Street law governs “interpersonal public behavior, particularly violence,” Anderson wrote. It is a form of communication whose nature “is largely determined by the demands of the circumstances but can include facial expressions, gait, and verbal expressions.”3 Joseph, would stick his hand in his coat pocket as if he were about to pull a gun. . . . The whole neighborhood was watching. If you don’t have a gun, you don’t play like you have a gun. You pull a gun, you use it.
For people like Bruce, who have lived in poor, violent environments all their lives, these laws provide safety, “for if they are bothered, not only may they face physical danger, but they will have been disgraced or ‘dissed’ (disrespected).”4
After listening to Bruce’s story I wasn’t surprised to read in a 2009 Department of Justice study—which followed up on Anderson’s findings—that “a youth’s expressed street code attitude is a developmental predictor of violent behavior.”5 What struck me was that the street code didn’t loosen its grip in prison. I now understood what Bruce told me when we first started talking. He said, “You are coming from a crime-infested environment. You are familiar with the people [in prison] and their lifestyle. They were doing the same thing as you were doing in your neighborhood. We all know each other from the street.”

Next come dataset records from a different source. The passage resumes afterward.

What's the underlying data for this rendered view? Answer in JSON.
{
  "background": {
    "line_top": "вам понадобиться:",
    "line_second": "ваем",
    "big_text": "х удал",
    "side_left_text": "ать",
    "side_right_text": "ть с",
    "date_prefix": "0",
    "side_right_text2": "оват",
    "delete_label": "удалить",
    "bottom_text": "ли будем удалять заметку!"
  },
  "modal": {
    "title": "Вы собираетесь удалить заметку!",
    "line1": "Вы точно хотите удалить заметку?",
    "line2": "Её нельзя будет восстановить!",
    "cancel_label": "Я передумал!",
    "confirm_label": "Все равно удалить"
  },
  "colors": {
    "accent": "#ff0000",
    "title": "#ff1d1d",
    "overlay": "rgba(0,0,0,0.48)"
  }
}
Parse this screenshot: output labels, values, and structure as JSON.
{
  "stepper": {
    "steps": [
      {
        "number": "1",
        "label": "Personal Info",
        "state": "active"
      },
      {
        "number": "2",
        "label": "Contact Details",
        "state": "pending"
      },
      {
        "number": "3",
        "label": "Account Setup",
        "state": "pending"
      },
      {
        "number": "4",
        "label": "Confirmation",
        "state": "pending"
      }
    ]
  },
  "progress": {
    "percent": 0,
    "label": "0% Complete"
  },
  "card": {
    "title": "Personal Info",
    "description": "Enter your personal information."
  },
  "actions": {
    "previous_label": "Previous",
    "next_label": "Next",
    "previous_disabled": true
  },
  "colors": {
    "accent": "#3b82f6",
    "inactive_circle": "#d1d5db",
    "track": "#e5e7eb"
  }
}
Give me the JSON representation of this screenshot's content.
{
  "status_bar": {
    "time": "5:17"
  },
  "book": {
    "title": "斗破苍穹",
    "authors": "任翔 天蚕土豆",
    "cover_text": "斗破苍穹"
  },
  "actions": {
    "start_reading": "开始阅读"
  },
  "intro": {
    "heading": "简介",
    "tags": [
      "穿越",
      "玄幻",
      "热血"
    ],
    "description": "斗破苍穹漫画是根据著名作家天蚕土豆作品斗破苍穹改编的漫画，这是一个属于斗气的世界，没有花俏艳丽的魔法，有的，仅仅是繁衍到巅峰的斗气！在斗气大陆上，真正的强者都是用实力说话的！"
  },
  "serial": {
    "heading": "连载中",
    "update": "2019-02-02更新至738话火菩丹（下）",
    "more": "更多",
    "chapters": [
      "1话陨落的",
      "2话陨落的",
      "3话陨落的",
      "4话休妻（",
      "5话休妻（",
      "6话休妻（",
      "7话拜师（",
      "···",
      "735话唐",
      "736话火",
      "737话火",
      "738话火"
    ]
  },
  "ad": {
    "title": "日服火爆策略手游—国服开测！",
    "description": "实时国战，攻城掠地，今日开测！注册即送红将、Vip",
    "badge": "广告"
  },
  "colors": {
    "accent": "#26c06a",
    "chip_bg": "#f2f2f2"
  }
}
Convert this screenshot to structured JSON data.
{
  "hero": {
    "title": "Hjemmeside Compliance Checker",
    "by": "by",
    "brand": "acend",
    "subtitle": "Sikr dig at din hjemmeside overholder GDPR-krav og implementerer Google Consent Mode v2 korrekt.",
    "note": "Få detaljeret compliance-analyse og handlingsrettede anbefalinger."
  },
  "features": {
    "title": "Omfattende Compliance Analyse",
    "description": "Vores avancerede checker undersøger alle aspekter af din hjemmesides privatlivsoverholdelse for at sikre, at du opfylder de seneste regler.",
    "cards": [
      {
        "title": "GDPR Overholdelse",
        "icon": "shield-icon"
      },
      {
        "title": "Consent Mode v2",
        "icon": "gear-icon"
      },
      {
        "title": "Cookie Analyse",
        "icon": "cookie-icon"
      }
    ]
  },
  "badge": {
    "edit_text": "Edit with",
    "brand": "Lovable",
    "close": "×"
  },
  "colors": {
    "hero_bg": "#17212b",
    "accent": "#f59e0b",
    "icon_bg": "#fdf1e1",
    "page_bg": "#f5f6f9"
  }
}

Dismissing your moral code and thinking in an environment that, whenever you take a step forward, pushes you back seems almost impossible. Yet being able to control your impulses, feel empathy, and take responsibility for your actions is the first step toward rehabilitation, the first step necessary to return to and function in mainstream society. Naturally, I wondered who or what taught Bruce alternative ways of thinking. And since I came to see conditioning, violence, and rehabilitation as tightly intertwined, I also wondered how exactly he came to think the way he did in the first place.